Dr. Le is the director, clinical development and optimization at Accelerate Diagnostics, Inc. She practiced for 8 years in Brooklyn, New York, and previously served as the pharmacotherapy specialist, infectious diseases and residency program director, PGY2 Infectious Diseases Pharmacy Residency at The Brooklyn Hospital Center. She earned a PharmD from Wingate University School of Pharmacy, completed a PGY1 at The Brooklyn Hospital Center, and PGY2 ID pharmacy residency at Temple University Hospital.

References:

1. Council of State and Territorial Epidemiologists. Standardized Case Definition for Candida auris clinical and colonizations/screening cases and National Notification of C. auris case, clinical. https://cdn.ymaws.com/www.cste.org/resource/resmgr/2018_position_statements/18-ID-05.pdf. Published October 2018. Accessed November 17, 2018.
2. CDC. National Center for Emerging and Zoonotic Infectious Diseases (NCEZID), Division of Foodborne, Waterborne, and Environmental Diseases (DFWED) — Tracking Candida auris. cdc.gov/fungal/candida-auris/tracking-c-auris.html. Updated August 9, 2018. November 17, 2018.
3. CDC. National Center for Emerging and Zoonotic Infectious Diseases (NCEZID), Division of Foodborne, Waterborne, and Environmental Diseases (DFWED) - Recommendations for Identification of Candida auris. cdc.gov/fungal/candida-auris/recommendations.html. Updated June 22, 2018. Accessed November 17, 2018.
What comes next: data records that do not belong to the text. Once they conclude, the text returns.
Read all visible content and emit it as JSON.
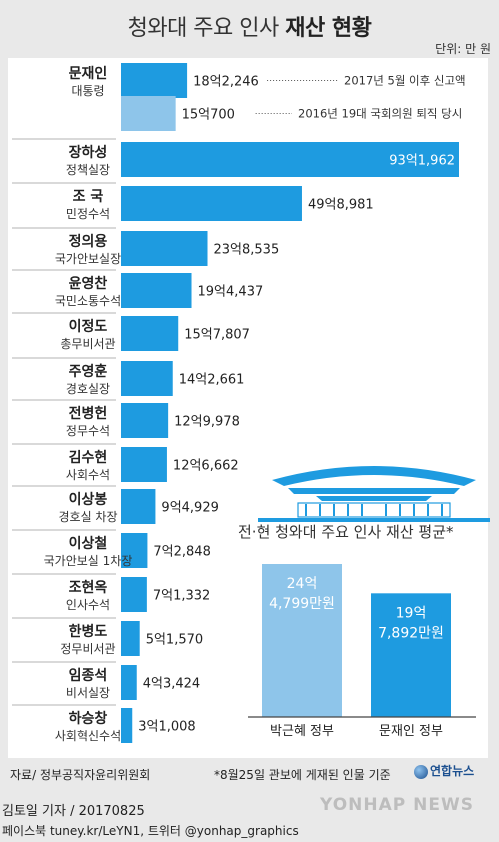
{
  "header": {
    "title_plain": "청와대 주요 인사",
    "title_bold": "재산 현황",
    "unit": "단위: 만 원"
  },
  "chart_data": {
    "type": "bar",
    "orientation": "horizontal",
    "title": "청와대 주요 인사 재산 현황",
    "unit": "만 원",
    "rows": [
      {
        "name": "문재인",
        "role": "대통령",
        "value": 182246,
        "label": "18억2,246",
        "note": "2017년 5월 이후 신고액",
        "color": "#1e9be0"
      },
      {
        "name": "",
        "role": "",
        "value": 150700,
        "label": "15억700",
        "note": "2016년 19대 국회의원 퇴직 당시",
        "color": "#8ec5ea"
      },
      {
        "name": "장하성",
        "role": "정책실장",
        "value": 931962,
        "label": "93억1,962",
        "note": "",
        "color": "#1e9be0"
      },
      {
        "name": "조 국",
        "role": "민정수석",
        "value": 498981,
        "label": "49억8,981",
        "note": "",
        "color": "#1e9be0"
      },
      {
        "name": "정의용",
        "role": "국가안보실장",
        "value": 238535,
        "label": "23억8,535",
        "note": "",
        "color": "#1e9be0"
      },
      {
        "name": "윤영찬",
        "role": "국민소통수석",
        "value": 194437,
        "label": "19억4,437",
        "note": "",
        "color": "#1e9be0"
      },
      {
        "name": "이정도",
        "role": "총무비서관",
        "value": 157807,
        "label": "15억7,807",
        "note": "",
        "color": "#1e9be0"
      },
      {
        "name": "주영훈",
        "role": "경호실장",
        "value": 142661,
        "label": "14억2,661",
        "note": "",
        "color": "#1e9be0"
      },
      {
        "name": "전병헌",
        "role": "정무수석",
        "value": 129978,
        "label": "12억9,978",
        "note": "",
        "color": "#1e9be0"
      },
      {
        "name": "김수현",
        "role": "사회수석",
        "value": 126662,
        "label": "12억6,662",
        "note": "",
        "color": "#1e9be0"
      },
      {
        "name": "이상봉",
        "role": "경호실 차장",
        "value": 94929,
        "label": "9억4,929",
        "note": "",
        "color": "#1e9be0"
      },
      {
        "name": "이상철",
        "role": "국가안보실 1차장",
        "value": 72848,
        "label": "7억2,848",
        "note": "",
        "color": "#1e9be0"
      },
      {
        "name": "조현옥",
        "role": "인사수석",
        "value": 71332,
        "label": "7억1,332",
        "note": "",
        "color": "#1e9be0"
      },
      {
        "name": "한병도",
        "role": "정무비서관",
        "value": 51570,
        "label": "5억1,570",
        "note": "",
        "color": "#1e9be0"
      },
      {
        "name": "임종석",
        "role": "비서실장",
        "value": 43424,
        "label": "4억3,424",
        "note": "",
        "color": "#1e9be0"
      },
      {
        "name": "하승창",
        "role": "사회혁신수석",
        "value": 31008,
        "label": "3억1,008",
        "note": "",
        "color": "#1e9be0"
      }
    ],
    "inset": {
      "type": "bar",
      "title": "전·현 청와대 주요 인사 재산 평균*",
      "categories": [
        "박근혜 정부",
        "문재인 정부"
      ],
      "values": [
        244799,
        197892
      ],
      "labels_top": [
        "24억",
        "19억"
      ],
      "labels_bottom": [
        "4,799만원",
        "7,892만원"
      ],
      "colors": [
        "#8ec5ea",
        "#1e9be0"
      ]
    }
  },
  "footer": {
    "source": "자료/ 정부공직자윤리위원회",
    "note": "*8월25일 관보에 게재된 인물 기준",
    "logo": "연합뉴스",
    "reporter": "김토일 기자 / 20170825",
    "social": "페이스북 tuney.kr/LeYN1, 트위터 @yonhap_graphics",
    "watermark": "YONHAP NEWS"
  }
}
4. CDC. National Center for Emerging and Zoonotic Infectious Diseases (NCEZID), Division of Foodborne, Waterborne, and Environmental Diseases (DFWED) - Recommendations for Treatment of Candida Auris. https://www.cdc.gov/fungal/candida-auris/c-auris-treatment.html. Updated June 22, 2018. Accessed November 17, 2018.
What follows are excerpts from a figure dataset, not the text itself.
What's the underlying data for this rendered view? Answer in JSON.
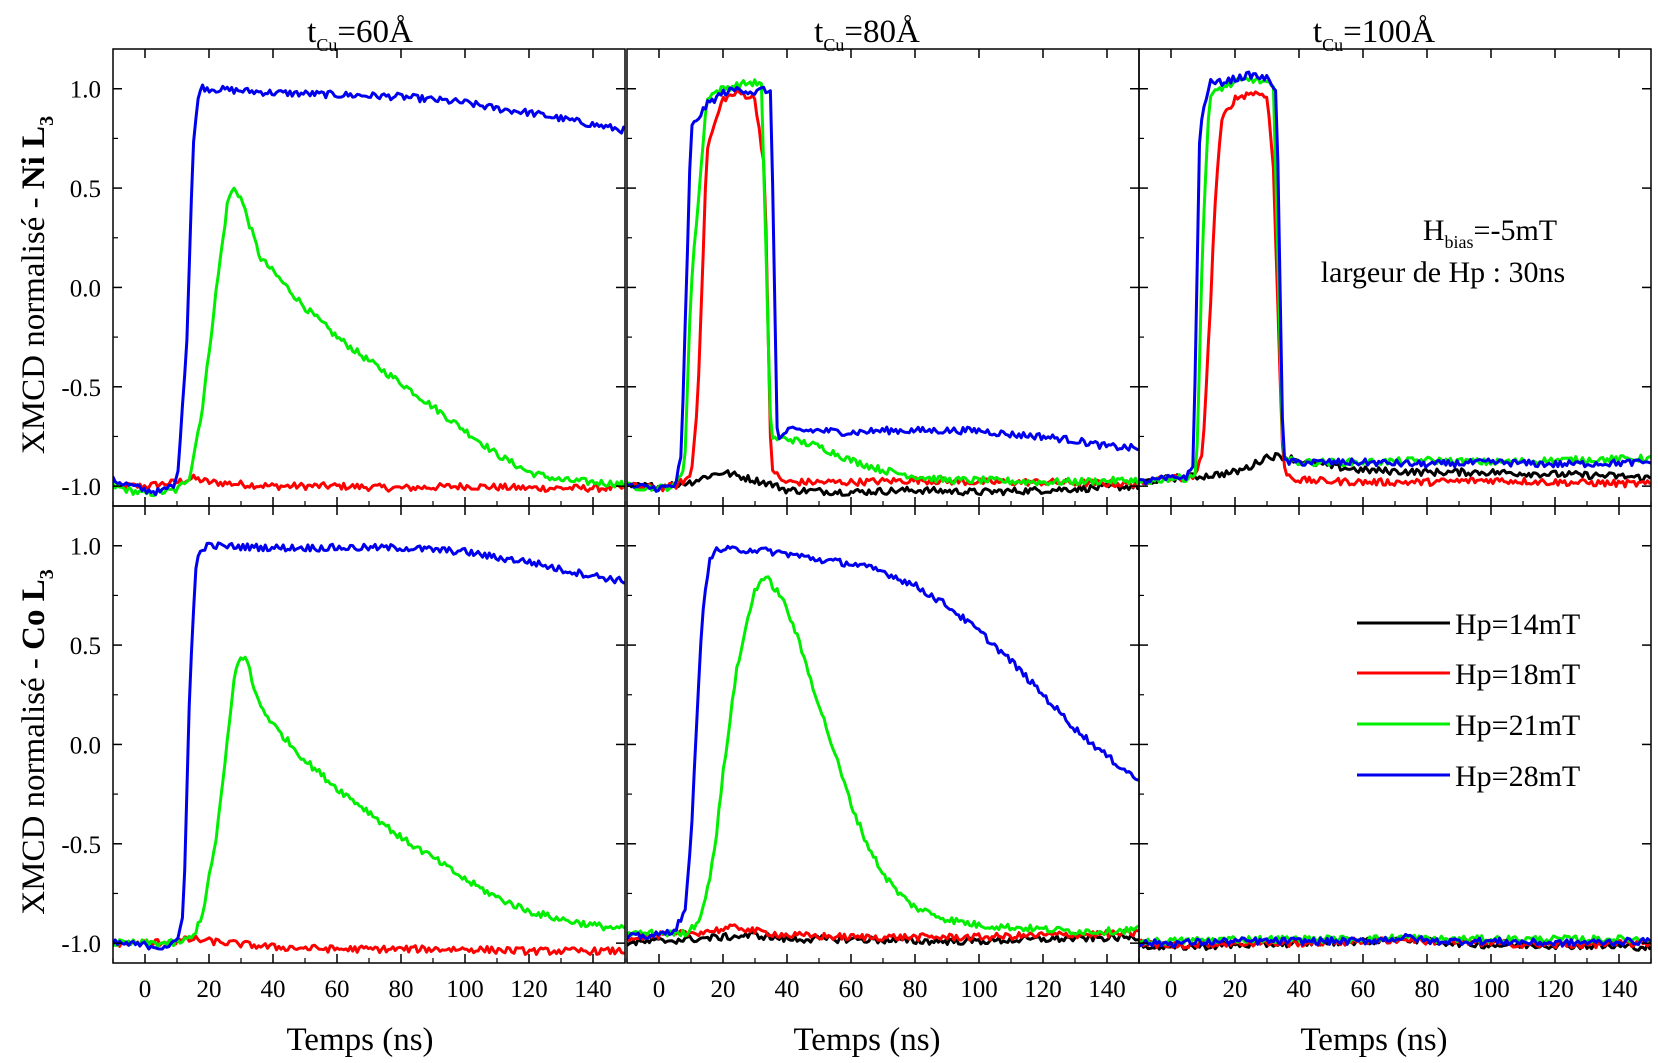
{
  "figure": {
    "column_titles": [
      {
        "main": "t",
        "sub": "Cu",
        "rest": "=60Å"
      },
      {
        "main": "t",
        "sub": "Cu",
        "rest": "=80Å"
      },
      {
        "main": "t",
        "sub": "Cu",
        "rest": "=100Å"
      }
    ],
    "row_ylabels": [
      {
        "prefix": "XMCD normalisé - ",
        "bold": "Ni L",
        "sub": "3"
      },
      {
        "prefix": "XMCD normalisé - ",
        "bold": "Co L",
        "sub": "3"
      }
    ],
    "xlabel": "Temps (ns)",
    "annotation": {
      "line1_main": "H",
      "line1_sub": "bias",
      "line1_rest": "=-5mT",
      "line2": "largeur de Hp : 30ns"
    },
    "legend": [
      {
        "label": "Hp=14mT",
        "color": "#000000"
      },
      {
        "label": "Hp=18mT",
        "color": "#ff0000"
      },
      {
        "label": "Hp=21mT",
        "color": "#00ee00"
      },
      {
        "label": "Hp=28mT",
        "color": "#0000ee"
      }
    ],
    "x_ticks": [
      "0",
      "20",
      "40",
      "60",
      "80",
      "100",
      "120",
      "140"
    ],
    "y_ticks": [
      "1.0",
      "0.5",
      "0.0",
      "-0.5",
      "-1.0"
    ]
  },
  "chart_data": [
    {
      "type": "line",
      "panel": "row1-col1",
      "xlim": [
        -10,
        150
      ],
      "ylim": [
        -1.1,
        1.2
      ],
      "series": [
        {
          "name": "Hp=18mT",
          "color": "#ff0000",
          "x": [
            -10,
            0,
            10,
            15,
            20,
            40,
            60,
            80,
            100,
            120,
            150
          ],
          "y": [
            -1.0,
            -1.0,
            -0.98,
            -0.96,
            -0.98,
            -1.0,
            -1.0,
            -1.01,
            -1.0,
            -1.01,
            -1.01
          ]
        },
        {
          "name": "Hp=21mT",
          "color": "#00ee00",
          "x": [
            -10,
            0,
            10,
            14,
            18,
            22,
            26,
            28,
            30,
            33,
            36,
            40,
            50,
            60,
            70,
            80,
            90,
            100,
            110,
            120,
            130,
            140,
            150
          ],
          "y": [
            -1.0,
            -1.04,
            -1.02,
            -0.95,
            -0.6,
            -0.05,
            0.45,
            0.5,
            0.45,
            0.3,
            0.15,
            0.08,
            -0.1,
            -0.25,
            -0.37,
            -0.48,
            -0.6,
            -0.72,
            -0.84,
            -0.93,
            -0.97,
            -0.98,
            -0.99
          ]
        },
        {
          "name": "Hp=28mT",
          "color": "#0000ee",
          "x": [
            -10,
            0,
            5,
            10,
            13,
            15,
            17,
            20,
            40,
            60,
            80,
            100,
            110,
            120,
            130,
            140,
            150
          ],
          "y": [
            -0.97,
            -1.02,
            -1.03,
            -0.98,
            -0.3,
            0.7,
            1.01,
            1.0,
            0.98,
            0.97,
            0.96,
            0.93,
            0.9,
            0.88,
            0.85,
            0.82,
            0.79
          ]
        }
      ]
    },
    {
      "type": "line",
      "panel": "row1-col2",
      "xlim": [
        -10,
        150
      ],
      "ylim": [
        -1.1,
        1.2
      ],
      "series": [
        {
          "name": "Hp=14mT",
          "color": "#000000",
          "x": [
            -10,
            0,
            10,
            15,
            20,
            25,
            30,
            35,
            40,
            60,
            80,
            100,
            120,
            150
          ],
          "y": [
            -1.0,
            -1.0,
            -0.98,
            -0.95,
            -0.93,
            -0.95,
            -0.97,
            -0.99,
            -1.02,
            -1.03,
            -1.02,
            -1.03,
            -1.02,
            -1.0
          ]
        },
        {
          "name": "Hp=18mT",
          "color": "#ff0000",
          "x": [
            -10,
            0,
            5,
            10,
            12,
            15,
            20,
            25,
            30,
            33,
            35,
            38,
            40,
            60,
            80,
            100,
            120,
            150
          ],
          "y": [
            -1.0,
            -1.01,
            -1.0,
            -0.95,
            -0.6,
            0.7,
            0.95,
            0.98,
            0.95,
            0.6,
            -0.9,
            -0.97,
            -0.98,
            -0.98,
            -0.97,
            -0.98,
            -0.98,
            -0.99
          ]
        },
        {
          "name": "Hp=21mT",
          "color": "#00ee00",
          "x": [
            -10,
            0,
            5,
            8,
            10,
            15,
            20,
            25,
            28,
            30,
            32,
            35,
            38,
            40,
            50,
            60,
            70,
            80,
            90,
            100,
            120,
            150
          ],
          "y": [
            -1.0,
            -1.01,
            -1.0,
            -0.9,
            0.0,
            0.96,
            1.0,
            1.02,
            1.03,
            1.03,
            1.02,
            -0.76,
            -0.76,
            -0.76,
            -0.8,
            -0.87,
            -0.92,
            -0.95,
            -0.97,
            -0.97,
            -0.98,
            -0.97
          ]
        },
        {
          "name": "Hp=28mT",
          "color": "#0000ee",
          "x": [
            -10,
            0,
            5,
            7,
            10,
            15,
            20,
            25,
            30,
            33,
            35,
            37,
            40,
            50,
            60,
            70,
            80,
            90,
            100,
            110,
            120,
            130,
            140,
            150
          ],
          "y": [
            -1.0,
            -1.01,
            -1.0,
            -0.85,
            0.8,
            0.92,
            0.98,
            1.0,
            0.98,
            1.0,
            0.97,
            -0.78,
            -0.72,
            -0.72,
            -0.73,
            -0.72,
            -0.72,
            -0.72,
            -0.72,
            -0.74,
            -0.75,
            -0.77,
            -0.8,
            -0.81
          ]
        }
      ]
    },
    {
      "type": "line",
      "panel": "row1-col3",
      "xlim": [
        -10,
        150
      ],
      "ylim": [
        -1.1,
        1.2
      ],
      "series": [
        {
          "name": "Hp=14mT",
          "color": "#000000",
          "x": [
            -10,
            0,
            10,
            20,
            25,
            30,
            35,
            40,
            50,
            60,
            80,
            100,
            120,
            140,
            150
          ],
          "y": [
            -0.98,
            -0.96,
            -0.95,
            -0.93,
            -0.9,
            -0.85,
            -0.85,
            -0.87,
            -0.9,
            -0.92,
            -0.93,
            -0.93,
            -0.94,
            -0.95,
            -0.96
          ]
        },
        {
          "name": "Hp=18mT",
          "color": "#ff0000",
          "x": [
            -10,
            0,
            5,
            8,
            10,
            12,
            14,
            16,
            20,
            25,
            30,
            32,
            35,
            37,
            40,
            60,
            80,
            100,
            120,
            150
          ],
          "y": [
            -0.98,
            -0.96,
            -0.96,
            -0.95,
            -0.8,
            -0.2,
            0.5,
            0.85,
            0.95,
            0.98,
            0.97,
            0.6,
            -0.9,
            -0.95,
            -0.97,
            -0.98,
            -0.98,
            -0.97,
            -0.98,
            -0.99
          ]
        },
        {
          "name": "Hp=21mT",
          "color": "#00ee00",
          "x": [
            -10,
            0,
            5,
            8,
            10,
            12,
            15,
            20,
            25,
            30,
            32,
            35,
            37,
            40,
            60,
            80,
            100,
            120,
            150
          ],
          "y": [
            -0.98,
            -0.96,
            -0.96,
            -0.93,
            0.3,
            0.95,
            1.0,
            1.03,
            1.05,
            1.03,
            1.0,
            -0.85,
            -0.87,
            -0.88,
            -0.88,
            -0.87,
            -0.88,
            -0.87,
            -0.86
          ]
        },
        {
          "name": "Hp=28mT",
          "color": "#0000ee",
          "x": [
            -10,
            0,
            5,
            7,
            9,
            12,
            15,
            20,
            25,
            30,
            33,
            35,
            37,
            40,
            60,
            80,
            100,
            120,
            150
          ],
          "y": [
            -0.98,
            -0.96,
            -0.95,
            -0.9,
            0.8,
            1.03,
            1.03,
            1.05,
            1.07,
            1.05,
            1.0,
            -0.86,
            -0.88,
            -0.88,
            -0.88,
            -0.89,
            -0.88,
            -0.89,
            -0.88
          ]
        }
      ]
    },
    {
      "type": "line",
      "panel": "row2-col1",
      "xlim": [
        -10,
        150
      ],
      "ylim": [
        -1.1,
        1.2
      ],
      "series": [
        {
          "name": "Hp=18mT",
          "color": "#ff0000",
          "x": [
            -10,
            0,
            10,
            15,
            20,
            40,
            60,
            80,
            100,
            120,
            150
          ],
          "y": [
            -1.0,
            -1.0,
            -0.99,
            -0.98,
            -0.99,
            -1.02,
            -1.03,
            -1.03,
            -1.03,
            -1.04,
            -1.04
          ]
        },
        {
          "name": "Hp=21mT",
          "color": "#00ee00",
          "x": [
            -10,
            0,
            10,
            15,
            18,
            22,
            25,
            28,
            30,
            32,
            34,
            36,
            40,
            50,
            60,
            70,
            80,
            90,
            100,
            110,
            120,
            130,
            140,
            150
          ],
          "y": [
            -1.0,
            -1.0,
            -1.0,
            -0.97,
            -0.85,
            -0.5,
            -0.1,
            0.35,
            0.45,
            0.42,
            0.28,
            0.2,
            0.1,
            -0.08,
            -0.22,
            -0.34,
            -0.47,
            -0.57,
            -0.68,
            -0.77,
            -0.84,
            -0.88,
            -0.91,
            -0.93
          ]
        },
        {
          "name": "Hp=28mT",
          "color": "#0000ee",
          "x": [
            -10,
            0,
            5,
            10,
            12,
            14,
            16,
            18,
            20,
            40,
            60,
            80,
            100,
            110,
            120,
            130,
            140,
            150
          ],
          "y": [
            -1.0,
            -1.01,
            -1.02,
            -1.0,
            -0.85,
            0.3,
            0.92,
            0.99,
            1.0,
            0.99,
            0.99,
            0.99,
            0.97,
            0.94,
            0.92,
            0.88,
            0.85,
            0.82
          ]
        }
      ]
    },
    {
      "type": "line",
      "panel": "row2-col2",
      "xlim": [
        -10,
        150
      ],
      "ylim": [
        -1.1,
        1.2
      ],
      "series": [
        {
          "name": "Hp=14mT",
          "color": "#000000",
          "x": [
            -10,
            0,
            10,
            20,
            30,
            40,
            60,
            80,
            100,
            120,
            150
          ],
          "y": [
            -1.0,
            -0.99,
            -0.98,
            -0.97,
            -0.96,
            -0.98,
            -0.98,
            -0.99,
            -0.99,
            -0.98,
            -0.97
          ]
        },
        {
          "name": "Hp=18mT",
          "color": "#ff0000",
          "x": [
            -10,
            0,
            10,
            20,
            25,
            30,
            40,
            60,
            80,
            100,
            120,
            150
          ],
          "y": [
            -0.97,
            -0.96,
            -0.95,
            -0.93,
            -0.92,
            -0.94,
            -0.96,
            -0.97,
            -0.97,
            -0.97,
            -0.96,
            -0.95
          ]
        },
        {
          "name": "Hp=21mT",
          "color": "#00ee00",
          "x": [
            -10,
            0,
            8,
            12,
            15,
            18,
            20,
            24,
            28,
            30,
            32,
            34,
            38,
            42,
            46,
            50,
            55,
            60,
            65,
            70,
            75,
            80,
            90,
            100,
            110,
            120,
            130,
            140,
            150
          ],
          "y": [
            -0.95,
            -0.95,
            -0.95,
            -0.9,
            -0.75,
            -0.45,
            -0.15,
            0.35,
            0.65,
            0.78,
            0.83,
            0.83,
            0.75,
            0.6,
            0.4,
            0.2,
            -0.05,
            -0.3,
            -0.5,
            -0.65,
            -0.75,
            -0.82,
            -0.88,
            -0.91,
            -0.92,
            -0.93,
            -0.94,
            -0.94,
            -0.93
          ]
        },
        {
          "name": "Hp=28mT",
          "color": "#0000ee",
          "x": [
            -10,
            0,
            5,
            8,
            10,
            12,
            14,
            16,
            18,
            20,
            30,
            40,
            50,
            60,
            70,
            80,
            90,
            100,
            110,
            120,
            130,
            140,
            150
          ],
          "y": [
            -0.97,
            -0.96,
            -0.93,
            -0.85,
            -0.5,
            0.2,
            0.75,
            0.93,
            0.98,
            0.98,
            0.98,
            0.96,
            0.93,
            0.91,
            0.87,
            0.8,
            0.7,
            0.57,
            0.42,
            0.25,
            0.08,
            -0.06,
            -0.18
          ]
        }
      ]
    },
    {
      "type": "line",
      "panel": "row2-col3",
      "xlim": [
        -10,
        150
      ],
      "ylim": [
        -1.1,
        1.2
      ],
      "series": [
        {
          "name": "Hp=14mT",
          "color": "#000000",
          "x": [
            -10,
            0,
            20,
            40,
            60,
            75,
            80,
            100,
            120,
            150
          ],
          "y": [
            -1.01,
            -1.02,
            -1.01,
            -1.0,
            -0.99,
            -0.98,
            -0.99,
            -1.01,
            -1.01,
            -1.02
          ]
        },
        {
          "name": "Hp=18mT",
          "color": "#ff0000",
          "x": [
            -10,
            0,
            20,
            40,
            60,
            75,
            80,
            100,
            120,
            150
          ],
          "y": [
            -1.0,
            -1.01,
            -1.0,
            -1.0,
            -0.99,
            -0.98,
            -0.99,
            -1.0,
            -1.01,
            -1.0
          ]
        },
        {
          "name": "Hp=21mT",
          "color": "#00ee00",
          "x": [
            -10,
            0,
            20,
            40,
            60,
            75,
            80,
            100,
            120,
            150
          ],
          "y": [
            -0.99,
            -0.99,
            -0.98,
            -0.98,
            -0.98,
            -0.97,
            -0.98,
            -0.98,
            -0.98,
            -0.98
          ]
        },
        {
          "name": "Hp=28mT",
          "color": "#0000ee",
          "x": [
            -10,
            0,
            20,
            40,
            60,
            75,
            80,
            100,
            120,
            150
          ],
          "y": [
            -1.0,
            -1.0,
            -0.99,
            -0.99,
            -0.99,
            -0.97,
            -0.99,
            -0.99,
            -1.0,
            -0.99
          ]
        }
      ]
    }
  ]
}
5. Amplyx Doses First Patient in Phase 2 Trial of APX001 in Patients with Candida Infection [news release]. San Diego, CA: Amplyx Pharmaceuticals; November 13, 2018. https://amplyx.com/amplyx-doses-first-patient-in-phase-2-trial-of-apx001-in-patients-with-candida-infection/. Accessed November 17, 2018.
6. Hagar, CL, Larkin EL, Abidi, FZ, Shaw, KJ, & Ghannoum, MA. In vitro and in vivo evaluation of the antifungal activity of APX001A/APX001 against Candida auris. Antimicrob Agents Chemother. 2018 Feb 23;62(3). pii: e02319-17. doi: 10.1128/AAC.02319-17.